Life gets a bit more tricy on the ISA bus, because interrupts are edge
triggered. Suppose while you're servicing device #1, device #2 signals
an interrupt. If you don't check device #2 before you exit, the IRQ is
still high, and since interrupts are edge triggered, that IRQ channel
won't cause any more interrupts, and device #1 and #2 will *both* be
dead in the watter.

So yes, having the irq handlers return a signal indicating whether they
serviced the device is useful, but if you're going to share interrupts
that are edge triggered, what you have to do is repeatedly call *all* of
them over and over again until they all report that all of the devices
don't need servicing, and hope/pray you don't hit a race condition where
a device became ready while you were checking the other devices in the
chain. (This is why I don't recommend using more than 16 serial ports
on a single IRQ, at least when using an ISA bus. The serial driver has
watchdog timers to recover if the interrupt line gets wedged, but
characters will likely still get lost unless the UART's have very deep
FIFO's.)

That's in fact how the serial driver supports multiple serial ports
sharing a single IRQ, at least on an ISA bus.

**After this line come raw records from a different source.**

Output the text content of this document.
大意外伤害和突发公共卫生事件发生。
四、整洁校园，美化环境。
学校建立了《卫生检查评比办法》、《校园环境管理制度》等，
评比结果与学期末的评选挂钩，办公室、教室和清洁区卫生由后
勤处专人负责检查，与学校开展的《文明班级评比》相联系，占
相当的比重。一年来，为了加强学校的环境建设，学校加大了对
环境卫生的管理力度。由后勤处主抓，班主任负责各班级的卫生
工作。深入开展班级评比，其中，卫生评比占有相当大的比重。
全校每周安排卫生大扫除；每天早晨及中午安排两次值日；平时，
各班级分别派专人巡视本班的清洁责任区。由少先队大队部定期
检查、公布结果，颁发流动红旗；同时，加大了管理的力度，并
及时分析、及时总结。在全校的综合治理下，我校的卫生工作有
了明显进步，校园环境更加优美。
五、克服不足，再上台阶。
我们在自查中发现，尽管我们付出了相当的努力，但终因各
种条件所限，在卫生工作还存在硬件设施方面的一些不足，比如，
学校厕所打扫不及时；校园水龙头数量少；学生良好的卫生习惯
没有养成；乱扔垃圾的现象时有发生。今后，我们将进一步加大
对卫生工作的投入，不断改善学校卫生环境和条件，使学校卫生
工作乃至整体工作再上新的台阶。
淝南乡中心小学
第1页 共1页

On a saner bus
architecture, where interrupts are level-triggered, this is much less of
an issue --- although there's a tradeoff; if a device driver is buggy
and doesn't know how to make its interrupt service routine clear
whatever condition is causing the device to assert an interrupt, the
system will lock up.

So yes, having the irq handlers return an indication of whether they
serviced the device is useful, but *how* that indication gets used may
have to change depending the bus architecture.